How Elon Musk is changing Twitter, from mass layoffs to paid check marks


Elon Musk has only been in charge of Twitter since late October. But already, he’s turned the company and its platform upside down.

In the days after Musk took over, he booted top executives, slashed rank-and-file headcount, pushed engineers to work harder, and began fast-tracking a hodgepodge of potentially revenue-generating features, including charging users to get or keep a verification check mark. Musk also might be getting Twitter into the payments business.

And while Musk didn’t immediately change any of Twitter’s policies against offensive content, in the hours after Musk took over there was a notable surge in hate speech on the app. Some of the users posting felt emboldened by Musk’s “free speech absolutist” attitude, and actively tried to test the limits of what they could say on Twitter under the company’s new leadership. Others have tested the limits of Musk’s free speech stance by making fun of him personally. After a group of verified Twitter users such as comedian Kathy Griffin impersonated Musk by changing their Twitter names, the tech CEO suspended their accounts and tightened the platform’s rules around impersonation.

Many current and former employees, social media academics, and human rights advocates are concerned that Musk could change Twitter for the worse, turning it into an even more intense cesspool of negative content than it already is. But others hope Musk can breathe new life into a platform that was already bleeding its most prolific users and, for years, has struggled to turn a profit.

Here are some of the most significant ways Musk has changed the company so far.

Gutting Twitter’s staff

Musk began his reign as Twitter’s chief by firing top executives. Within hours of the deal closing, CEO Parag Agrawal, CFO Ned Segal, and head of legal policy, trust, and safety Vijaya Gadde were shown the door.

The week after he took over, Musk continued firing executives, including Twitter’s ad chief, general manager of core tech, and chief marketing officer Leslie Berland (who just a few days earlier sent a cheery note announcing that Musk was visiting the San Francisco offices). He also pulled in more than 50 Tesla engineers to work for Twitter and assembled his own circle of trusted advisers.

Now, Musk is moving on to gutting Twitter’s rank-and-file staff. He has reportedly laid off an estimated 50 percent — upward of 3,700 employees — from the company. Twitter informed its staff that layoffs would happen by 9 am PT on Friday in a company-wide email.
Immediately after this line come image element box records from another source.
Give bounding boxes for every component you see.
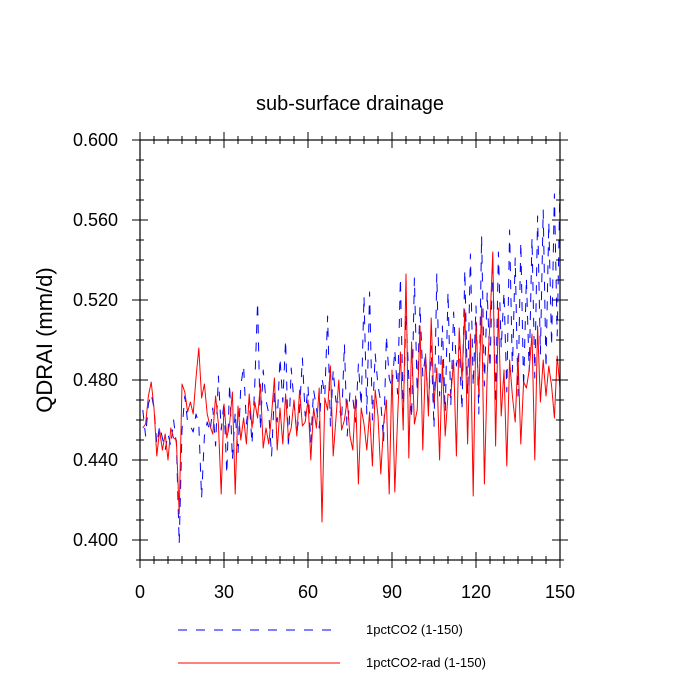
legend-label-1pctco2: 1pctCO2 (1-150) — [366, 622, 463, 637]
y-tick-label: 0.560 — [73, 210, 118, 230]
x-tick-label: 0 — [135, 582, 145, 602]
chart-title: sub-surface drainage — [256, 93, 444, 115]
x-tick-label: 120 — [461, 582, 491, 602]
x-tick-label: 30 — [214, 582, 234, 602]
legend: 1pctCO2 (1-150) 1pctCO2-rad (1-150) — [178, 622, 486, 670]
y-tick-label: 0.440 — [73, 450, 118, 470]
legend-label-1pctco2-rad: 1pctCO2-rad (1-150) — [366, 655, 486, 670]
y-tick-label: 0.400 — [73, 530, 118, 550]
series-line-1pctco2-rad — [142, 251, 561, 523]
x-tick-label: 60 — [298, 582, 318, 602]
y-tick-label: 0.480 — [73, 370, 118, 390]
y-tick-label: 0.520 — [73, 290, 118, 310]
x-tick-label: 150 — [545, 582, 575, 602]
y-axis-label: QDRAI (mm/d) — [32, 267, 57, 412]
plot-frame — [139, 139, 561, 561]
y-tick-label: 0.600 — [73, 130, 118, 150]
x-tick-label: 90 — [382, 582, 402, 602]
series-layer — [142, 183, 561, 545]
By late Thursday evening, several employees told Recode or posted publicly on Twitter that they had already been locked out of their work email and Slack accounts without any formal notice of whether they had been laid off.

These cuts are the largest in Twitter’s history, and several current and former employees Recode spoke with are concerned that as a result Twitter’s operations as a platform could be at risk. Musk has also reportedly planned to slash $1 billion from Twitter’s infrastructure costs, such as server space, according to a report from Reuters, furthering those concerns.

While Musk hasn’t addressed employees directly about the cuts, on Friday afternoon Musk tweeted about the layoffs and discussed them at an investor conference. He framed the layoffs as necessary because before the deal, “Twitter was having pretty serious revenue challenges and cost challenges,” according to the New York Times.

Ahead of the layoffs, some employees were fighting to keep their jobs and prove their value to the company by working on special high-priority projects, many of them at Musk’s direction.

Several Twitter employees told Recode that some colleagues worked 12-hour shifts over the weekend and slept on sofas in the office in order to make Musk’s grueling deadlines.

“We’re trying to shoot our shot,” said one Twitter employee.

But many employees who were pulled into special projects and worked grueling shifts were still laid off, sources told Recode.

One Twitter employee described the morale at the company after the layoffs as low, and said that many colleagues who survived this round of cuts wish they had gotten laid off and gotten severance instead. Twitter is giving many laid-off employees full pay and benefits through at least January, although it’s not clear if this applied to all employees, particularly those outside the US, sources said.

Shortly after the cuts, a group of five employees sued Twitter in a class-action lawsuit, alleging the company failed to notify them of the impending layoffs as required by the federal Worker Adjustment and Retraining Notification Act, or WARN Act, that requires certain employers to give a 60-day notice for mass layoffs in the US.

It seems that Twitter has changed its mind about some employees. The company reportedly asked dozens of recently laid-off employees if they wanted to return to work at the company, according to a report from Bloomberg.

Emboldening the trolls

Musk has said his primary reason for buying Twitter was to make it a haven for free speech. He’s echoed conservatives’ longstanding concerns that Twitter is politically biased against right-wing speech despite the lack of evidence of that bias.

Conservative politicians like former president Donald Trump, Sen. Ted Cruz (R-TX), and Rep. Marjorie Taylor Greene (R-GA) have celebrated Elon Musk’s ownership of Twitter as a major win, with Trump saying he’s happy that Twitter “will no longer be run by Radical Left Lunatics and Maniacs.”

But Musk’s more laissez-faire philosophy on content moderation has also caused another group of people to celebrate: trolls spreading racist, sexist, and otherwise hateful speech.